Dude mengangguk. “Mungkin baru lima menit. Mama sudah tidur?”
“Sudah,” jawab Eve. “Bisa bicara di luar?”
“Tentu saja. Tapi aku harap, kamu nggak buang-buang waktuku.”
Kini keduanya duduk di teras rumah, yang letaknya di gang sempit. Namun, kondisi lingkungan di sini cukup aman dan nyaman. Eve duduk di kursi, sedangkan Dude duduk pinggiran teras, sambil mengisap rokok.
“Mau ngomong apa? Kasih duit?”
Eve menghela napas. Menahan diri agar tidak emosi. Ia harus bisa menguasai situasi agar Dude tidak meremehkannya.
“Aku terima tawaran kamu soal menemani karaoke,” ucap Eve dalam satu tarikan napas.
Dude langsung menatap Eve kaget. “Serius?”
“Iya. Tapi harus ada jaminan kalau aku Cuma menemani karaoke. Tanpa tidur bersama. Dan hanya satu kali, tidak lebih”
“Bagus Eve!” Dude berseru semangat. Menepuk tangan, lalu menghampiri Eve. Membungkuk, dengan tatapan senang. “Aku suka Eve yang seperti ini.”
“Jawab dulu, kamu bisa menjamin aku aman?”
“Tentu saja adik sepupu. Aku akan mendampingi kamu dan memastikan kamu baik-baik saja.”

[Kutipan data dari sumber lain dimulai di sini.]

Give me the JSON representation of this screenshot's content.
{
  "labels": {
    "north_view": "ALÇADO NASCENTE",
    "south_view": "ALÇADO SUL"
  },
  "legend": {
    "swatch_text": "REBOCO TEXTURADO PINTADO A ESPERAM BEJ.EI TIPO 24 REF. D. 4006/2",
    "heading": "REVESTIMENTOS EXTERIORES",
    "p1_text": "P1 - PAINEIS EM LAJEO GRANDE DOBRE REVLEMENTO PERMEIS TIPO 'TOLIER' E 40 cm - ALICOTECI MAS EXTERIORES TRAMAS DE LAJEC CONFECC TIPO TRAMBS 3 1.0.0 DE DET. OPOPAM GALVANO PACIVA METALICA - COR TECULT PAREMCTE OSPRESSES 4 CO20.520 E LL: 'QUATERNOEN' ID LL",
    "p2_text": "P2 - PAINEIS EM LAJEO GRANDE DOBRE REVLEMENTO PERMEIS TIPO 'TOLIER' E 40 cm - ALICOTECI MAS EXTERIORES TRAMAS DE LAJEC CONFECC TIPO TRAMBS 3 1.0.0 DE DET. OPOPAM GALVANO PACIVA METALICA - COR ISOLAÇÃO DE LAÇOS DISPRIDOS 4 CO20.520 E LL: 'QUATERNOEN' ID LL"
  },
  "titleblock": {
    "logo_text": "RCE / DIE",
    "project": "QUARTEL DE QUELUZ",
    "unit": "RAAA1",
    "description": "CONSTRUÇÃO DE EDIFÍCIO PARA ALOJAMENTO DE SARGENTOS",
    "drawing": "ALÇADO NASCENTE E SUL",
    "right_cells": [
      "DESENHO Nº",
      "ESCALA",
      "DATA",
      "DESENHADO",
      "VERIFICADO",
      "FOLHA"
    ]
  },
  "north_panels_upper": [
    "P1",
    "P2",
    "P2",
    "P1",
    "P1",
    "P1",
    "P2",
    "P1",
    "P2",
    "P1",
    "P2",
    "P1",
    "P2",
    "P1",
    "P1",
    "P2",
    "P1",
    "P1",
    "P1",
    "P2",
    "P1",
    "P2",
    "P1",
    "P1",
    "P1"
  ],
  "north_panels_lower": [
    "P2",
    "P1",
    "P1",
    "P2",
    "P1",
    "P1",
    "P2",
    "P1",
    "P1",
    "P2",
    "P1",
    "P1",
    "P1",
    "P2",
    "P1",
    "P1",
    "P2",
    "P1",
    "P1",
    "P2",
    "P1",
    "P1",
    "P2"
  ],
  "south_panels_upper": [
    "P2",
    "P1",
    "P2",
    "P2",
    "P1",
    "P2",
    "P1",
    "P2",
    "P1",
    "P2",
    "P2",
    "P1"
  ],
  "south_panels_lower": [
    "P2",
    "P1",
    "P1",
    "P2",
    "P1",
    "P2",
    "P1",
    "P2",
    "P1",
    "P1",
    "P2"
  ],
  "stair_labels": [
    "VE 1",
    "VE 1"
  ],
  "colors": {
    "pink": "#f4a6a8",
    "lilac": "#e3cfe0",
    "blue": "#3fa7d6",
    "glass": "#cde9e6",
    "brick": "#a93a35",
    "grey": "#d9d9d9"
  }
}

“Berapa imbalannya?” tanya Eve.
Dude tersenyum. berbalik badan, memunggungi Eve. Tangannya kembali mendekatkan rokok ke mulutnya.
“Yang jelas, banyak Eve. Hampir 100 juta.”
Eve tersenyum sinis. “Apa orang itu sudah gila sampai rela membayar hanya untuk menemani minum dan karaoke?”
“Orang berduit bebas mau melakukan apa Eve.” Pria itu kembali menoleh. “Beda dengan kita. Jadi harus sadar diri. Sudah tidak punya uang, setidaknya jangan terlalu jual mahal.”
Mendengar kalimat sampah dari Dude, membuat darah Eve mendidih. Tetapi ia terlalu lelah untuk menanggapi. Urusannya harus selesai malam ini.
“Kapan aku harus melakukan ini. Lebih cepat lebih baik.”
“Besok Eve. Kebetulan sekali, tadi dia telpon dan menanyakan hal ini. Jadi dia pasti senang, kalau aku bawa kabar baik.”
Eve menghela napas, lalu beranjak dari duduknya. “Aku harap ucapanmu bisa aku pegang. Jangan terlalu jahat padaku, De. Bagaimanapun, kita masih punya ikatan darah.”
Pria itu tertawa yang terdengar meremehkan. “Kalau kamu jadi penurut, aku pun akan menjagamu, Eve. Jadi jangan khawatir anak cantik.”
Sepanjang jalan pulang, Eve mengutuk dirinya sendiri karena pada akhirnya kalah dari Dude. Menyesali hal yang mungkin tidak bisa ia hindari lagi. Meski masih ada waktu, keadaan menuntut untuk tetap maju.
“Lakukan sekali, lalu lupakan. Berpikir sederhana saja, Eve. Setidaknya kamu nggak jadi gila.”